4. Discussion
In the present study, we characterized the clinical course and the microbiologic findings of CAM in children. The study’s retrospective nature raises several possible limitations: 1. some clinical and laboratory data from the patient charts were incomplete or missing. 2. Several otolaryngologists and pediatricians treated the patients. Therefore, decisions related to the need for repeated imaging and the need for revision surgery might not have been uniform.

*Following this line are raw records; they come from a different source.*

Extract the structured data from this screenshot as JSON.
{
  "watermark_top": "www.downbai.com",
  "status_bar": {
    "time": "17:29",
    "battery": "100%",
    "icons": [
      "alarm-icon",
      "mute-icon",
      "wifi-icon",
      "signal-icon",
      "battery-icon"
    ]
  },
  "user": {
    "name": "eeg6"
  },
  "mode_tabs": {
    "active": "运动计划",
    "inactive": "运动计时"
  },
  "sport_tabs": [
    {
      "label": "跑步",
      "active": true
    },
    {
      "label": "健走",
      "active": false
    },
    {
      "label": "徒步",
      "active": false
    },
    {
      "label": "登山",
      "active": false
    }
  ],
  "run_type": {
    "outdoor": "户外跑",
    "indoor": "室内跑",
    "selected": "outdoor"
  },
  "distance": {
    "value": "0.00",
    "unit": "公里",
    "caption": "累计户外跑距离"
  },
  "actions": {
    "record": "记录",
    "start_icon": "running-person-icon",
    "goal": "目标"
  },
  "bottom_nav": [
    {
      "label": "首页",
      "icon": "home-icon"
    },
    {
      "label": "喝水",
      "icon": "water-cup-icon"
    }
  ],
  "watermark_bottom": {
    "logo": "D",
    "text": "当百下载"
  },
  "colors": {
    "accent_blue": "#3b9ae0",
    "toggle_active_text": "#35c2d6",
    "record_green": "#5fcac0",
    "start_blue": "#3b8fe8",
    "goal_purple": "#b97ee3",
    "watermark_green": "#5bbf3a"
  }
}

Most AM cases are managed conservatively, with myringotomy, intravenous antibiotics, and a careful follow-up, until resolution of the disease. Some patients may develop complications, either extra or intra-cranial; these cases are defined as CAM and treated surgically, while continuing systemic antibiotic treatment. The surgical management may differ between various medical centers and include myringotomy, placement of VT, and incision plus drainage of SPA, with or without cortical mastoidectomy. Patients presenting intracranial complications are most likely to undergo a mastoidectomy (8). In a series of 570 children published recently from Israel, reported a significant increase in AM cases that had an indication for surgical intervention during the years 2008-2017 (11% vs. 19% between the first and the last five years of the study respectively, P = 0.008) and described higher fever, leukocytes counts and CRP values in CAM compared to simple AM(9). A study from the UK (10), described 30 patients (aged 2 months to 15 years) with intracranial complications of AM. The most frequent complication was SST (73%), followed by a cerebral abscess (40%) and SPA (33%). Three (10%) patients had long-term sequelae (one developed secondary intracranial hypertension, the second a CSF leak that required placement of a ventriculo-peritoneal shunt, and the third with diplopia and residual mild visual obscuration); only one (3%) patient required additional surgical treatment. In a recent study from the United States, addressing the safety and post-operative adverse events encountered during the management of AM (11), 113 patients with AM requiring surgical treatment were analyzed. Four (3.1%) patients required readmission and 9 (6.9%) required unplanned subsequent operative procedures.